Der Oberaudorfer Bürgermeister drückt deswegen so aufs Tempo, weil seiner Meinung nach schon viel zu viel Zeit vertan wurde. Seit einiger Zeit kommen Wölfe zu Besuch, nun auch der Bär. Taugen die Raubtiere wirklich als Mitbewohner in der sensiblen oberbayerischen Alpenregion? Ist der nicht mehr vom Aussterben bedrohte Bär für die Umwelt wichtiger als die Biene oder die Biodiversität, die durch die Almwirtschaft überhaupt erst ermöglich wird? „Ich frage mich, warum die gesellschaftliche Diskussion darüber nicht schon längst geführt worden ist“, kritisiert Bernhardt. Jetzt fühle sich die Gemeinde alleingelassen. „Da ist nichts, was wir tun können. Wir als Gemeinde haben keinen Werkzeugkasten, in den wir in einer solchen Lage greifen können.“
Wie sollen die Landwirte ihre Tiere schützen? Das Amt bleibt vage
„Weitergehende Erkenntnisse zum Individuum werden aus der Analyse der genetischen Spuren erwartet“, vermeldet das LfU derweil. Man stehe mit den Sicherheitsbehörden vor Ort in Kontakt. Immerhin: Der Bär verhalte sich „nach den bisherigen Erkenntnissen dem Menschen gegenüber scheu“. Nutztierhalter im Grenzgebiet des Landkreises zu Österreich seien aufgefordert, ihre Tiere „möglichst nachts einzustallen sowie Herdenschutzmaßnahmen zu ergreifen“
Herdenschutznahmen? Hoheneder und Bernhardt schütteln erneut den Kopf. Weil den Landwirten Zeit und Material fehlen. Und weil‘s in den Bergen ohnehin nicht so einfach funktioniert - schon das schwierige bis unwegsame Gelände mache eine Umzäunung so gut wie unmöglich.
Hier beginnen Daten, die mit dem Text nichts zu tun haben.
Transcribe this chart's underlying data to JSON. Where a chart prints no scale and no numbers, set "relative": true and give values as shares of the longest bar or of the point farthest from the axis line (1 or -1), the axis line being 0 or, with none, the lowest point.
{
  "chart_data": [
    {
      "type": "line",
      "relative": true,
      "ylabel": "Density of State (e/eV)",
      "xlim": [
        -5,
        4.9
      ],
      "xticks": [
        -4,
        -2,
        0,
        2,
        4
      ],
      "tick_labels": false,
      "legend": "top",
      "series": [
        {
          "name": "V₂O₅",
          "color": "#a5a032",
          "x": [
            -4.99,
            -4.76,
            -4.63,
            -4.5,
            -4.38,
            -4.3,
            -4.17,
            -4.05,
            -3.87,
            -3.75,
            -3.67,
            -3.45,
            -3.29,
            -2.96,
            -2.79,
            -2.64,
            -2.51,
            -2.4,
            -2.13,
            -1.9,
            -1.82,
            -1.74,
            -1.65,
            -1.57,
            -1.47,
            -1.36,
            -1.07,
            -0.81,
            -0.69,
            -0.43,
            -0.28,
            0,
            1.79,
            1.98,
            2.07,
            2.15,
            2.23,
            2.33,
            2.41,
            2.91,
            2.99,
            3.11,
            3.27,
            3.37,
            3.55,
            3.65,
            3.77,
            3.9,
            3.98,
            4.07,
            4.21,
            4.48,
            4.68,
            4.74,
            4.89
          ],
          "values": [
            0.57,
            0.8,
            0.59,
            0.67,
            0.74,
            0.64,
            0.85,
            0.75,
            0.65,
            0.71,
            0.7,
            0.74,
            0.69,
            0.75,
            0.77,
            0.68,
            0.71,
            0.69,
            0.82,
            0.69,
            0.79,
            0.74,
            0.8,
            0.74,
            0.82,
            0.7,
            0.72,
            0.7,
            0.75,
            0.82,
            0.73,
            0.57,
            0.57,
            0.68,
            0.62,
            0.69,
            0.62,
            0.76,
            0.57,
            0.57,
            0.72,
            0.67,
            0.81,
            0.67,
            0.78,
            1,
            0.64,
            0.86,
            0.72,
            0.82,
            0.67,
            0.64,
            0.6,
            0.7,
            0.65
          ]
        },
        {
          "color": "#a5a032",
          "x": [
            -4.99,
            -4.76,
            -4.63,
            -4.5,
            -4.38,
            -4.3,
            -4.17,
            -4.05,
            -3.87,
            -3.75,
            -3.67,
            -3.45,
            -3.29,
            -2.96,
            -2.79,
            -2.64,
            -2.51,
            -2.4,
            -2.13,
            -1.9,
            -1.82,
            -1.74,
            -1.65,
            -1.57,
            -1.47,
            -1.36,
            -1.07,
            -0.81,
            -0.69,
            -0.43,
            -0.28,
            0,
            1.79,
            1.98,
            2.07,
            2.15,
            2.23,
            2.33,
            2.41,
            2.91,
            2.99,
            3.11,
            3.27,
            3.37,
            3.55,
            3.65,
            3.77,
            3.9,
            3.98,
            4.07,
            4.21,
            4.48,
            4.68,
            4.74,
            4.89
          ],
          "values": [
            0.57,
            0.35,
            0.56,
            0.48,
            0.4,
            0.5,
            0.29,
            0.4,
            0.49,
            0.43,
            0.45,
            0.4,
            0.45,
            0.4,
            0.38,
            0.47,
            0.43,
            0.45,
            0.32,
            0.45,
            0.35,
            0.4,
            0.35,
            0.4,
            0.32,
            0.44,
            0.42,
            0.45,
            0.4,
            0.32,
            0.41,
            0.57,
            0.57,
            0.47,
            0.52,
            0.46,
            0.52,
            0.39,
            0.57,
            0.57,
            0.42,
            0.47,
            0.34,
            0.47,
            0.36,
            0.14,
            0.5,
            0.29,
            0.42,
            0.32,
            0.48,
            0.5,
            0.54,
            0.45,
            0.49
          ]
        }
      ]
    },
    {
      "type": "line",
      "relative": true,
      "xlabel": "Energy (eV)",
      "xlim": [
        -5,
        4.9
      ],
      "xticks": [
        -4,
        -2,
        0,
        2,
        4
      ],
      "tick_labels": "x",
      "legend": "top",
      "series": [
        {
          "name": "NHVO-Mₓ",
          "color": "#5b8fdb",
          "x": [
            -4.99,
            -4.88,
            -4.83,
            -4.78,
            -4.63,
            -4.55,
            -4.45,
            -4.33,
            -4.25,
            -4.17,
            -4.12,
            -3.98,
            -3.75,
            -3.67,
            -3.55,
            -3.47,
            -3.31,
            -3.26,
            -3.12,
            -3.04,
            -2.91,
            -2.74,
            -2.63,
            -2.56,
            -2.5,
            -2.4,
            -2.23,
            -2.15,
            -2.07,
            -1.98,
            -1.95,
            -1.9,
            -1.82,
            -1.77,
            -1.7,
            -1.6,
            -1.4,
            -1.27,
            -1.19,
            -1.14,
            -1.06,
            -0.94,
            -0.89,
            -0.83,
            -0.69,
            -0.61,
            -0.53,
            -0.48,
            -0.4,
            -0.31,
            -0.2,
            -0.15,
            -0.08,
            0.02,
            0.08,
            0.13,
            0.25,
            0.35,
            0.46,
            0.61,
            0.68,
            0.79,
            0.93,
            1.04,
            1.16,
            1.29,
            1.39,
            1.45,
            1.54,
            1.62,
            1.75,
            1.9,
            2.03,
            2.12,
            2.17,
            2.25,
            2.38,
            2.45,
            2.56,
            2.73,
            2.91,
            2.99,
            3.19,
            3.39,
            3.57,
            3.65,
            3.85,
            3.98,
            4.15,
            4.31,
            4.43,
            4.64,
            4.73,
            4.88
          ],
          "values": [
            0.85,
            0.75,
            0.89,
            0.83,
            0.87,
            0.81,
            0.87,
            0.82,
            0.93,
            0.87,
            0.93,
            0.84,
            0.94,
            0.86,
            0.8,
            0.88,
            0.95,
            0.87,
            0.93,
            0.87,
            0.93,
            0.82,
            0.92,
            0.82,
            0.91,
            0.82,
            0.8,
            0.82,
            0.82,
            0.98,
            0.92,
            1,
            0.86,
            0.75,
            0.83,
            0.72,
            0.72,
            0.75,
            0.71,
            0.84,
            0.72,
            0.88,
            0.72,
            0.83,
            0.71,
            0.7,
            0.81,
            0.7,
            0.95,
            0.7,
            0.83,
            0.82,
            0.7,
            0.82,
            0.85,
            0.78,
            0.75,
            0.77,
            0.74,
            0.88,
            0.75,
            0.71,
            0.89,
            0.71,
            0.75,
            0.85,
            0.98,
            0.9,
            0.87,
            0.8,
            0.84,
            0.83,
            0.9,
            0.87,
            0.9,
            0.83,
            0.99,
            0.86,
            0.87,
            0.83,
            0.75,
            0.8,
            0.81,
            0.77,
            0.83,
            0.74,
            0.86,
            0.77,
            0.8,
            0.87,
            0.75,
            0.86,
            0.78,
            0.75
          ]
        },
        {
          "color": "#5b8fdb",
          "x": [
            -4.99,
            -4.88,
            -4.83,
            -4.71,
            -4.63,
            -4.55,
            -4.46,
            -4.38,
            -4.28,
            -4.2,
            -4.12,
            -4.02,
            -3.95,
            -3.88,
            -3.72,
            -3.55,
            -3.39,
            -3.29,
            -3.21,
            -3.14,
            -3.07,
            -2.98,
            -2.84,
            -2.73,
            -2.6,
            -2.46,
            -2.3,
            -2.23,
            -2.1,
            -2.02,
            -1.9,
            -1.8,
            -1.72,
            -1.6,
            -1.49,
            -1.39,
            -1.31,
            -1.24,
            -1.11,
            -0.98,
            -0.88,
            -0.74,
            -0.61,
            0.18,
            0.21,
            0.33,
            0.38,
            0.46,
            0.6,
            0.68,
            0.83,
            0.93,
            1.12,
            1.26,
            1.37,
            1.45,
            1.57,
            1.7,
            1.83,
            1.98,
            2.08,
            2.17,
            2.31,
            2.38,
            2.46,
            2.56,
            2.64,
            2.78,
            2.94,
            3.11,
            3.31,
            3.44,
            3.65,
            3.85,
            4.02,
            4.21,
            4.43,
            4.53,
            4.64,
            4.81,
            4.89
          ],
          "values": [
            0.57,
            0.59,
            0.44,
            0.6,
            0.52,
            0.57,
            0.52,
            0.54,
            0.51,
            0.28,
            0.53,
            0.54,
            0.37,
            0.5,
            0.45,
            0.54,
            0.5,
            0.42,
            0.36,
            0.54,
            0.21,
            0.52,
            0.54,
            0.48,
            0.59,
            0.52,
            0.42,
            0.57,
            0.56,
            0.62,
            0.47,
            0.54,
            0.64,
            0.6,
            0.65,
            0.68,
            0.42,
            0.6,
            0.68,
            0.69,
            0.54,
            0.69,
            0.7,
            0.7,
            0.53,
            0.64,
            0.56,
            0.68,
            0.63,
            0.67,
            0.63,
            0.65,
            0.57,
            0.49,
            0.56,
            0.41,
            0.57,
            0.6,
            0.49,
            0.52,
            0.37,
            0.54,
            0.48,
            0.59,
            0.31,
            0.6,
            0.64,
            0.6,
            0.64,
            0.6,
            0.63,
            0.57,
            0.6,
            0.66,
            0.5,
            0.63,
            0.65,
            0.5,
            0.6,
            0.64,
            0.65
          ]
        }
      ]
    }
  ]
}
Bernhardt muss es wissen, zu seiner Gemeinde gehört das größte aller zusammenhängenden Weidegebiete. Diese reiche Tradition des Almbauerntums sieht er nach 200 Jahren in großer Gefahr - „durch Wolf, Bär und Bürokratie“. Immerhin scheint der bayerische Umweltminister auch extreme Maßnahmen - etwa den Abschuss - nicht mehr ausschließen zu wollen. „Im Ernstfall kommen alle Maßnahmen in Betracht“, betonte Thorsten Glauber (FW) am Donnerstag in München.